Route information
- Length: 7 mi (11 km)

Major junctions
- North end: Broxburn 55°56′04″N 3°27′04″W﻿ / ﻿55.9344°N 3.4510°W
- M8 A71 A89 A705
- South end: Lizzie Brice Round, A71, Livingston 55°52′51″N 3°29′32″W﻿ / ﻿55.8809°N 3.4921°W

Location
- Country: United Kingdom
- Constituent country: Scotland

Road network
- Roads in the United Kingdom; Motorways; A and B road zones;

= A899 road =

Road in Scotland

The A899 is a road in West Lothian, Scotland, connecting Broxburn to Livingston.

It runs from a junction with the A89 at the East Mains Industrial Estate, through Broxburn town centre and along to Uphall, where it turns south to the Dechmont Roundabout (meeting the A89 again) then the Deer Park Roundabout serving Junction 3 of the M8 motorway.

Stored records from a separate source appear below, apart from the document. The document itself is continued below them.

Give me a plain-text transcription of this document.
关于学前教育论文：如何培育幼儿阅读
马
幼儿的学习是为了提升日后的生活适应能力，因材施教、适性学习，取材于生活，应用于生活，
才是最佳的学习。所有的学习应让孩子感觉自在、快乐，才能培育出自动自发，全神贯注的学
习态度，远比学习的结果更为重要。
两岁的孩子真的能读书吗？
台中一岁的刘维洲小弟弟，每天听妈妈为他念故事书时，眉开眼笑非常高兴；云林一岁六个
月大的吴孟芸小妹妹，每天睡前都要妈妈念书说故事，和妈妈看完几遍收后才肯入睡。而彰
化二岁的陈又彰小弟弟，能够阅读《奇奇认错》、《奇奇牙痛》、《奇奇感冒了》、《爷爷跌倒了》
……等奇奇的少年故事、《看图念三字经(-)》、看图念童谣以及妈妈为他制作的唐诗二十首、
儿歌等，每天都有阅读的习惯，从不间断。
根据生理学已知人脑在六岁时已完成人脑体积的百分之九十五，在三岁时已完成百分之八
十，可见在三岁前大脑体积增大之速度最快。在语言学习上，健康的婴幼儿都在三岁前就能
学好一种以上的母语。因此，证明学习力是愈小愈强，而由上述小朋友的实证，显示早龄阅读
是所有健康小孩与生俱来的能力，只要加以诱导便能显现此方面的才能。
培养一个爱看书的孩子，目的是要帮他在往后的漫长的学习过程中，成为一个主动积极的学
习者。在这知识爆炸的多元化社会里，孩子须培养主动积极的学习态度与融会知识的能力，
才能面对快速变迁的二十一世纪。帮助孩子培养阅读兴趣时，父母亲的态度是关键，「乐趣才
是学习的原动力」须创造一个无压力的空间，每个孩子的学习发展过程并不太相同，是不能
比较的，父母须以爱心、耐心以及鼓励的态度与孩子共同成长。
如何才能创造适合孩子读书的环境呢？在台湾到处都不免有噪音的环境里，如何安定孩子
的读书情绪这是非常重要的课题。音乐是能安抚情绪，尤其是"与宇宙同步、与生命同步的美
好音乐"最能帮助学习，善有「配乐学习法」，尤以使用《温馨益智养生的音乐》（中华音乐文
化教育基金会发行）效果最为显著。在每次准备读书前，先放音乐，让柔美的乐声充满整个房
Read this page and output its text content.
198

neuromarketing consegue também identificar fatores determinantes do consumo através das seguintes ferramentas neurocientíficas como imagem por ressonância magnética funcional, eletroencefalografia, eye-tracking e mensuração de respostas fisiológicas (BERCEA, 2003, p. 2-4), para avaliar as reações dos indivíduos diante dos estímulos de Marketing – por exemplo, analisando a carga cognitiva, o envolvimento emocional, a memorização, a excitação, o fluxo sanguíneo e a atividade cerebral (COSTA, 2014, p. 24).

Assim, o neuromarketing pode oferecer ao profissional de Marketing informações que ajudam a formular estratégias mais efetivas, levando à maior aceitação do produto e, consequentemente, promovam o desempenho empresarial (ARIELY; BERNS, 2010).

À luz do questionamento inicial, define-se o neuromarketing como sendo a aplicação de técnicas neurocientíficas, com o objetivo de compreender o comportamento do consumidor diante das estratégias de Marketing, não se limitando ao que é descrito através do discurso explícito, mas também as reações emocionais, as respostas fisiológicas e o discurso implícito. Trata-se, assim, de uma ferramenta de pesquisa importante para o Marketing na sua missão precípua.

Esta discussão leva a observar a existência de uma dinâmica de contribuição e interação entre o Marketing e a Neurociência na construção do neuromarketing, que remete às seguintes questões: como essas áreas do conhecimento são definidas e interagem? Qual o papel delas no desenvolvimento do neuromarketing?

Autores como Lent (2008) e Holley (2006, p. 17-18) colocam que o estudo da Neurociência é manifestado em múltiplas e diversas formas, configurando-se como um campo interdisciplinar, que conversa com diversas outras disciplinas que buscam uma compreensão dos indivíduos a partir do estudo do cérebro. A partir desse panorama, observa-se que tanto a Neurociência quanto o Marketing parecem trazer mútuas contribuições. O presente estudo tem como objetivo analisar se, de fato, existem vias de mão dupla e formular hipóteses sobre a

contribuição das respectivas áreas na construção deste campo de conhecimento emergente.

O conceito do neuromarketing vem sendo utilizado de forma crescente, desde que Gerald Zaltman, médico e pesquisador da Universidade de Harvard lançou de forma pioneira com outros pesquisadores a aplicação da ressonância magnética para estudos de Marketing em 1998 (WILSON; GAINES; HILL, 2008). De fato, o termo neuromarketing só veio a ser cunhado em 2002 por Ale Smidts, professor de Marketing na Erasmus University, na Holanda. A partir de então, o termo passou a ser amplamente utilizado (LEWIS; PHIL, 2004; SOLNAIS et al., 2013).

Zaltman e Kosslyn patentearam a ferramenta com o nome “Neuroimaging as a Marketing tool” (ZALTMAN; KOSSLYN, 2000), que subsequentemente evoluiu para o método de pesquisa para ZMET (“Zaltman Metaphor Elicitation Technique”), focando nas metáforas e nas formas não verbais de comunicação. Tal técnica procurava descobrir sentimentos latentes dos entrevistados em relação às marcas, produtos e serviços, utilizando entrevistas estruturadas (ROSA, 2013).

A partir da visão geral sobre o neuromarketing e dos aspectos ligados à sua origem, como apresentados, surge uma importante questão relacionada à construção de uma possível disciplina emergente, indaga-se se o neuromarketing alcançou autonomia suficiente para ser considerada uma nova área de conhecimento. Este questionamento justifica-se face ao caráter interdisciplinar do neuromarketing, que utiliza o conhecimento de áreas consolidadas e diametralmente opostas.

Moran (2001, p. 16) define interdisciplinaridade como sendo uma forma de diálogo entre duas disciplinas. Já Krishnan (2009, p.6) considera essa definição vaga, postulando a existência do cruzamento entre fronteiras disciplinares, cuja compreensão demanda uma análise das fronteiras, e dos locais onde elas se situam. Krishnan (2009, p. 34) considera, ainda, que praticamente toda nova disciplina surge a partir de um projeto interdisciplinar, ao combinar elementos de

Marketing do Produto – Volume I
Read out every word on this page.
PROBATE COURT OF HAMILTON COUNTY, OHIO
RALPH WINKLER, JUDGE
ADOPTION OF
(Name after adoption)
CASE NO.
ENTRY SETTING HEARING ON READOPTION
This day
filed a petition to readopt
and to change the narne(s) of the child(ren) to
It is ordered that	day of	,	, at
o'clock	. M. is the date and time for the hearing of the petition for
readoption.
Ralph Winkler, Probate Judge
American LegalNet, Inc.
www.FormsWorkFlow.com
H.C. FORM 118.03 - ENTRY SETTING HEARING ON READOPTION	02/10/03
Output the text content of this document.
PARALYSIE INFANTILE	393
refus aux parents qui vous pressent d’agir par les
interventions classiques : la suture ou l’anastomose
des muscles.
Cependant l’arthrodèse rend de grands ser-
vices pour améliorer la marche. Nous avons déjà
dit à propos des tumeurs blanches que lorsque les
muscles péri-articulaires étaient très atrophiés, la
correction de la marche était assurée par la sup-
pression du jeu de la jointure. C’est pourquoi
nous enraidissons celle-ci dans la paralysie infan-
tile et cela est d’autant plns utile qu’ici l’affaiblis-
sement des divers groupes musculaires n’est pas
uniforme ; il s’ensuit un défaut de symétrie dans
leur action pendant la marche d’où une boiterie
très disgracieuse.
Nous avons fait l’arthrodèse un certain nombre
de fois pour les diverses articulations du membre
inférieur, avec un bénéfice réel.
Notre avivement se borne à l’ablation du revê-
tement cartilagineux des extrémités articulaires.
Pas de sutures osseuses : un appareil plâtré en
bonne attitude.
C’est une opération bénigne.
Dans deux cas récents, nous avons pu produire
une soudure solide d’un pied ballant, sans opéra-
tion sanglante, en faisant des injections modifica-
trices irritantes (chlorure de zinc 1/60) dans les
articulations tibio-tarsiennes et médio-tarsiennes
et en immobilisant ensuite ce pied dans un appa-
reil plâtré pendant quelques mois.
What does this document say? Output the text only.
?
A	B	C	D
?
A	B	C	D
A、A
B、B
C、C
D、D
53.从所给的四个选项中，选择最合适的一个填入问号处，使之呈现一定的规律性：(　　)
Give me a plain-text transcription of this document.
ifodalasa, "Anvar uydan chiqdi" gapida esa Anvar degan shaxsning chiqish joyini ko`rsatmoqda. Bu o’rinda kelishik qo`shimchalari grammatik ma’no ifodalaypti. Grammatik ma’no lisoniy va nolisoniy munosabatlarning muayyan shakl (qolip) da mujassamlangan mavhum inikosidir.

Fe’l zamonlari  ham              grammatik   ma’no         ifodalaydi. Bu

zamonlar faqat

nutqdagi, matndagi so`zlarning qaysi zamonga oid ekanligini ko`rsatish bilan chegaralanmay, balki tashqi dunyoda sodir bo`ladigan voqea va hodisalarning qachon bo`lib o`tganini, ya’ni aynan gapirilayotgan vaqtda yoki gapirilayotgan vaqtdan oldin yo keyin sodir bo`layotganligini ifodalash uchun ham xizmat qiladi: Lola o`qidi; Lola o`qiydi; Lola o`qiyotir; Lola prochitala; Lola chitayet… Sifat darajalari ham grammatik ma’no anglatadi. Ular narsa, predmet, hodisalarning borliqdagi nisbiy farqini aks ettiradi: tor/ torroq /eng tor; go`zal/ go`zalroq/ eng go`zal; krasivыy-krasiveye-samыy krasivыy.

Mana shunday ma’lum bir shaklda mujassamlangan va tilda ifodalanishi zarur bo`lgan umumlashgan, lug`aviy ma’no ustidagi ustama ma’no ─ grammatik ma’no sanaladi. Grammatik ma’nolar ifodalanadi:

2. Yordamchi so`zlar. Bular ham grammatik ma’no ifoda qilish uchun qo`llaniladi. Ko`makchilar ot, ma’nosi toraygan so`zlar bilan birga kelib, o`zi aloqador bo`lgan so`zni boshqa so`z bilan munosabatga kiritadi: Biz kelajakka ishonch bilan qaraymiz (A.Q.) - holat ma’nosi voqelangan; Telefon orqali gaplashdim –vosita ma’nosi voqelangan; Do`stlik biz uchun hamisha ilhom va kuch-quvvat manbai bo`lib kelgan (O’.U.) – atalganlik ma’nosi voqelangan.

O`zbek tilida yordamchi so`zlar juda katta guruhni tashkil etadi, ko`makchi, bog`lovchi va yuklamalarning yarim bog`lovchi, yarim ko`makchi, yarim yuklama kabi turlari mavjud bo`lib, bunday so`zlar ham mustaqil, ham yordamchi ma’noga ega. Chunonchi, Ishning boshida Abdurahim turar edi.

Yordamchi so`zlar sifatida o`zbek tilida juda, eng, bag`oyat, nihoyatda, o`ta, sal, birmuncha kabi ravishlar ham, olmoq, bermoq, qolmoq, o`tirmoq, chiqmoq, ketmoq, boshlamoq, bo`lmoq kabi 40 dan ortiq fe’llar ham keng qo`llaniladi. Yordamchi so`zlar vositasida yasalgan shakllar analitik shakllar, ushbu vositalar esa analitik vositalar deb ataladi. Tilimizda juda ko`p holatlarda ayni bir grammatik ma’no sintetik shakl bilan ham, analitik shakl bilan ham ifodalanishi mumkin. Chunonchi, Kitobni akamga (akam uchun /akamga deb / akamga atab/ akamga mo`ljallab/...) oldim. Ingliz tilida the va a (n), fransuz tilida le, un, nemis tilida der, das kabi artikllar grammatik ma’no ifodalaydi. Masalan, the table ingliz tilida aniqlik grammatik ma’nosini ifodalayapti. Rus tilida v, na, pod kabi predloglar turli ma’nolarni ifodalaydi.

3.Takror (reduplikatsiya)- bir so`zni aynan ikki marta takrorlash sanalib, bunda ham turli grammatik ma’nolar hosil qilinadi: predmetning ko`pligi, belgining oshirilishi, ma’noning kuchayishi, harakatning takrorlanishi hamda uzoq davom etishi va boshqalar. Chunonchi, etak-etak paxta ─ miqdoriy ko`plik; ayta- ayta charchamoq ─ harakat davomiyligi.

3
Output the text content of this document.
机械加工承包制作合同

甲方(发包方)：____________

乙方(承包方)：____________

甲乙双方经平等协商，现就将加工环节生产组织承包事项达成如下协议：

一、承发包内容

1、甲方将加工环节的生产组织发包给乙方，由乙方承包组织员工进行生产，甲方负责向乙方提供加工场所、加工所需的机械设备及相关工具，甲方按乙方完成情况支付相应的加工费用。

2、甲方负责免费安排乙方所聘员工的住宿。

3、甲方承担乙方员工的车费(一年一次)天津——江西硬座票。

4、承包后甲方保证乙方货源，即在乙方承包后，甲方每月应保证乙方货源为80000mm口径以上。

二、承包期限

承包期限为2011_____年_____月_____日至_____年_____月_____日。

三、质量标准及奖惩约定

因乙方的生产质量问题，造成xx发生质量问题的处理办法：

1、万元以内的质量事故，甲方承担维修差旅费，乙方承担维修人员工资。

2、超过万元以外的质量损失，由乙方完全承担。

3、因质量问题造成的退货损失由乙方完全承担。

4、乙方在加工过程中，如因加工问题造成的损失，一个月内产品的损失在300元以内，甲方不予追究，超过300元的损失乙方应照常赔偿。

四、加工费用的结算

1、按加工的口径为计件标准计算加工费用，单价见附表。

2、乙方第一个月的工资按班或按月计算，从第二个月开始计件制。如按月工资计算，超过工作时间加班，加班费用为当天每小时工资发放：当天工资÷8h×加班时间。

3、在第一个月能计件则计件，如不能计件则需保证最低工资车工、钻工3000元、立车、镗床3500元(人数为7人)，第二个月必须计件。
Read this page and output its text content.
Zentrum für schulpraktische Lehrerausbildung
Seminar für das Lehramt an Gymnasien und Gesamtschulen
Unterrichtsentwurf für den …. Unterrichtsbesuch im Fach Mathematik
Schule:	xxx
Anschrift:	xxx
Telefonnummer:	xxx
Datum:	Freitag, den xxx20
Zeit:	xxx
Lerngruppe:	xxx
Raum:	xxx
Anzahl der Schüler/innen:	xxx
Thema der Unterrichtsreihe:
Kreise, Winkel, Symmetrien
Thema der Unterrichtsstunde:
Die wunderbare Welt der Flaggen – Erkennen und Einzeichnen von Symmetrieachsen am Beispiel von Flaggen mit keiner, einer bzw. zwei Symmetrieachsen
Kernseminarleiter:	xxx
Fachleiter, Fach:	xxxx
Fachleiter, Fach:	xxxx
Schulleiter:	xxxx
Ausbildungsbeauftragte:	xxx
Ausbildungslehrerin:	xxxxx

From that point it becomes a dual carriageway running through the town of Livingston, passing through the districts of Knightsridge, Houston Industrial Estate, Ladywell (where there is a cloverleaf interchange with the A705), Howden and Craigshill, before a junction for Livingston Town Centre, after which it runs past Dedridge to its terminus at the Lizzie Brice Roundabout, meeting the A71.